Stir-fry the kielbasa until slightly browned and set aside. Heat olive oil and butter in skillet. Stir-fry squash until easily pierced with a fork. Add tomato and stir for about 1 minute. Add other ingredients and kielbasa. Stir to mix and serve immediately.


A week ago we noticed the beginnings of an aphid infestation on some of our romaine lettuce and one small slug. The honeymoon is over. The garden critters have found us.

After researching on the web and finding several home remedies for aphid control (soap + mineral oil + water in various proportions, in a pump-spray bottle), we decided to go with a commercial spray this time around, two of them actually, one with soap and one with pepper, both supposedly friendly to organic gardens.

To compound the issue, it's been raining, drizzling, cool weather, more like April than July. The rain washes off the spray and the aphids continue to thrive on our lettuce. We'll keep spraying.

In the meantime, Robin learned a good trick from our gardener neighbor. To wash the lettuce, fill a large bowl with water, sprinkle 1/4 tsp. of sea salt on the water and stir, and then rinse the lettuce leaves in the salt water. The aphids just fall right off, kaput. All of them.

Monday, July 4, 2011

4th of July Garden Update

Our strawberries are looking lush.

First yield!!! More on the way!

Squash competing with tomatoes for light.
Looks like we'll have a bumper crop in a month or so.
Now we understand why everybody has zucchini to give away.

Red leaf lettuce is producing more than we can eat
and more than we can give away.
Neighbors, please come and get it!
Robin says it's downright beautiful.

This trough is beautiful too,
marigolds setting off the burgundy and emerald green colors
of the romaine heads.

Kale seems to be growing nicely.
We don't have experience cooking with kale
or know when/how to harvest it... yet!

Gunny sack potatoes doing well.
Almost time to add more dirt... again.
Last time, bag will be totally unrolled.

By the way, when watering tonight, all the troughs took water.
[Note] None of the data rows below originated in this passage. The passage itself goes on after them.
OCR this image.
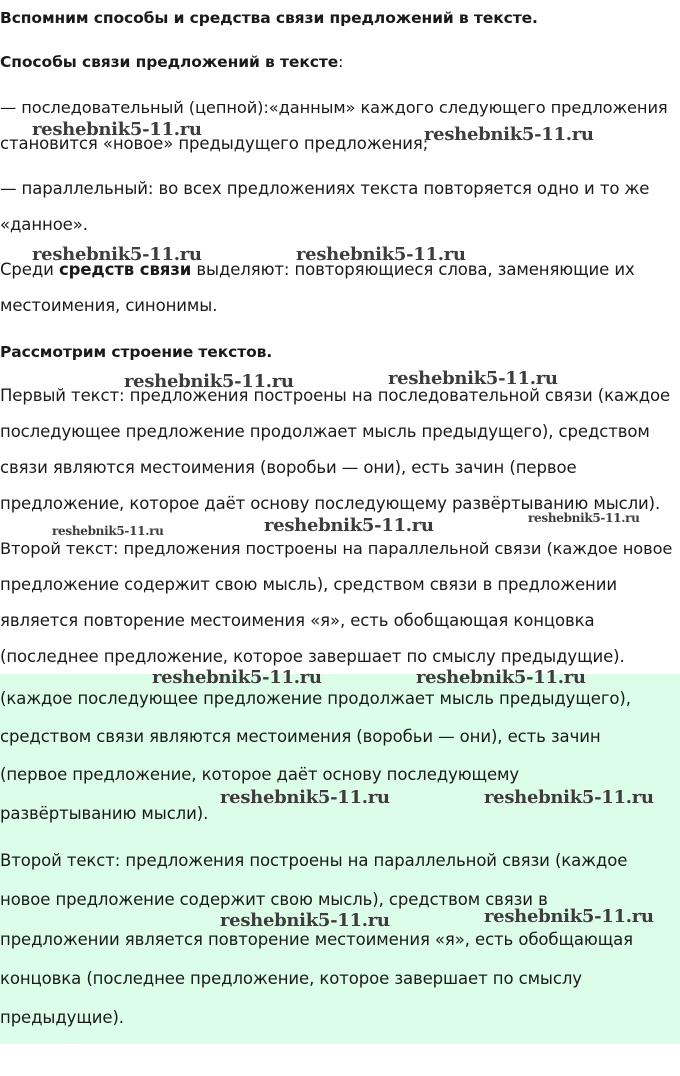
Вспомним способы и средства связи предложений в тексте.

Способы связи предложений в тексте:

— последовательный (цепной):«данным» каждого следующего предложения

становится «новое» предыдущего предложения;

— параллельный: во всех предложениях текста повторяется одно и то же

«данное».

Среди средств связи выделяют: повторяющиеся слова, заменяющие их

местоимения, синонимы.

Рассмотрим строение текстов.

Первый текст: предложения построены на последовательной связи (каждое

последующее предложение продолжает мысль предыдущего), средством

связи являются местоимения (воробьи — они), есть зачин (первое

предложение, которое даёт основу последующему развёртыванию мысли).

Второй текст: предложения построены на параллельной связи (каждое новое

предложение содержит свою мысль), средством связи в предложении

является повторение местоимения «я», есть обобщающая концовка

(последнее предложение, которое завершает по смыслу предыдущие).

(каждое последующее предложение продолжает мысль предыдущего),

средством связи являются местоимения (воробьи — они), есть зачин

(первое предложение, которое даёт основу последующему

развёртыванию мысли).

Второй текст: предложения построены на параллельной связи (каждое

новое предложение содержит свою мысль), средством связи в

предложении является повторение местоимения «я», есть обобщающая

концовка (последнее предложение, которое завершает по смыслу

предыдущие).

reshebnik5-11.ru	reshebnik5-11.ru
reshebnik5-11.ru	reshebnik5-11.ru
reshebnik5-11.ru	reshebnik5-11.ru
reshebnik5-11.ru	reshebnik5-11.ru	reshebnik5-11.ru
reshebnik5-11.ru	reshebnik5-11.ru
reshebnik5-11.ru	reshebnik5-11.ru
reshebnik5-11.ru	reshebnik5-11.ru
We hope this is evidence that the wicking process is finally working. The squash/tomato trough took the most water, a liberal amount. It figures because they'd probably have deeper root systems.

Friday, July 1, 2011

Bountiful Beets

Although we've been eating beet greens regularly, we harvested our first beets today. My wife will oven-roast them for dinner!

Our bountiful garden pleases us both beyond words!

There Are Radishes... And Then There are Rogue Radishes!

This is what our radishes look like.

When our neighbor was over picking greens and radishes the other day, we pulled up a radish that looked like one of these...

Quite long, and pinkish (rather than red). None of us had seen anything like that before. We were afraid it might be "woody," but our neighbor said she'd take it home and try it.  Ten minutes later the phone rang with RAVE reviews from her husband about the rogue radish. Best radish he ever ate, he said, great texture and taste!

Fast forward to a couple of days ago when we were at the hardware store and my wife spotted a packet of Burpee's French Breakfast Radish seeds. There it was, rogue no more, our special radish had a name. Based on our neighbor's positive review of the rogue radish, we bought the seed packet and will get them planted soon!